It is like you plug it in, you press the green button, and it goes “Beep, beep, beep,” and then you start working on it. If I do it every day, I might get in shape. For some reason, we do not do that. Clothes get thrown on it, and it becomes something that does not seem to be a priority for whatever reason. Maybe that is the real challenge that we have to try to figure out how to solve.
I was thinking of the analogy of there being some noise going on underneath the hood of my car, and I am not quite sure where it is or what it is. I, not knowing anything about car engines, am going to lift the hood and start looking around. I know how to pull out a dipstick and see how the oil is doing, and I know how to check the air filter. Outside of that, I do not really know how to diagnose what is going on. Sometimes it is just a little bit easier to keep the hood closed and hope it goes away, or just think, as long as this thing runs, then I will just keep driving it. I can turn up the radio, and I do not have to hear that noise.

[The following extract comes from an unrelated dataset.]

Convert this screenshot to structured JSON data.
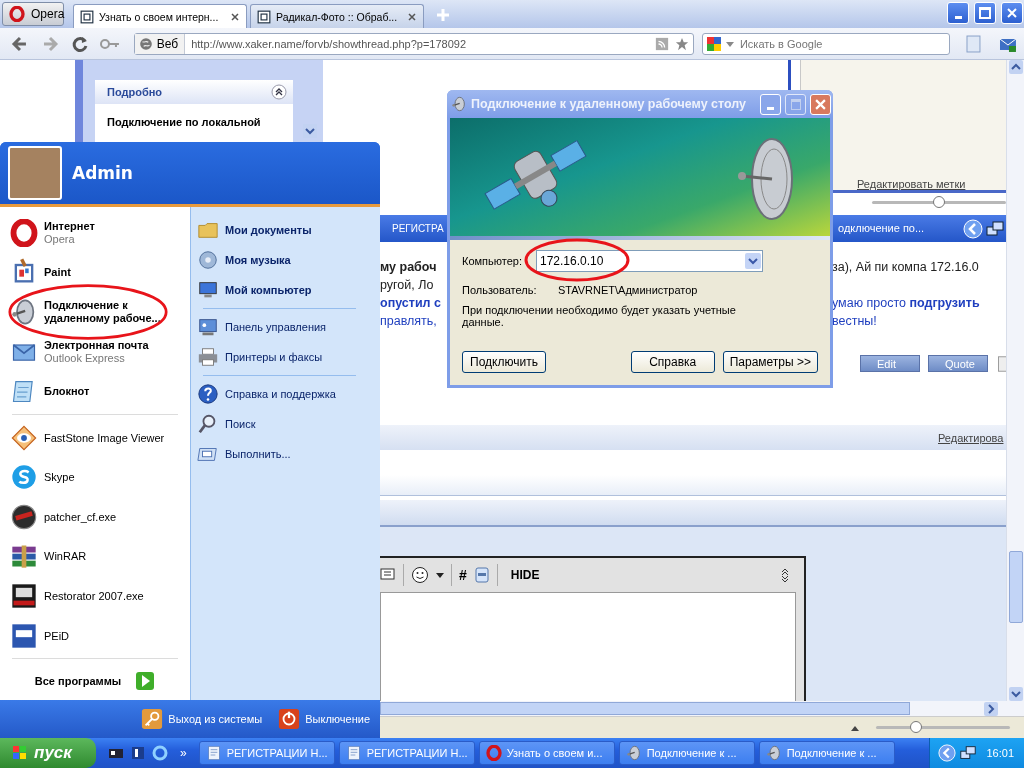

It is good enough for now.
Until you actually need it, you are in real trouble because it breaks down. I will probably share this on the show. When owners open up a practice, they do not inherently know the metrics they need to track. Some are the obvious ones that are easy to track, like how many visits per day, how many visits per week, how many new patients, that stuff. How much money is in my bank account is like one of the least useful metrics you could even look at, but that is what we use because we do not know.
That is where I tend to go with it. They have been told what it is, what to look for, unless they have had some leadership roles in the past. Number one, learning what metrics are important, and number two, once you know the metrics, like once you look under the hood, what are you looking for, and how do you know what looks good and what looks bad. How do I know that the fan belt is loose? If I do not know how to check and see if the fan belt is loose. People, even if they have access to their numbers, know that it is going to take some diagnostics and some further work to determine what I need to do.
Who knows, maybe people are afraid to look at those metrics, after all, because if they do find a problem, maybe they do not know what to do about it once they find the problem. That is all I need is one more thing to worry about because those metrics are in the red. I have got my own issues. I am dealing with other things. It can be a little bit overwhelming, and for some people, it really is overwhelming. Just to start pulling the data, there is more to it than just pulling the data.
It is all hard, though. It is all overwhelming.
It is. That is where you and I and all the other coaches are out here trying to preach, like, you need to become a business owner. You need to learn how to run a business, and you need to know what the metrics are that run the business so that you know which levers to pull when things are going a skew.
One of the things that I think about when you talk through that is that we typically underestimate what we can learn in a twenty-hour period. 5 or 4 blocks of time dedicated, uninterrupted, deep focus on something will probably put you 60% there. It is enough, I do not know. I am just like pulling that out based on my own experience. A lot of times, it is like we wait ten years to start. We wait, like, “The engine is making noise.”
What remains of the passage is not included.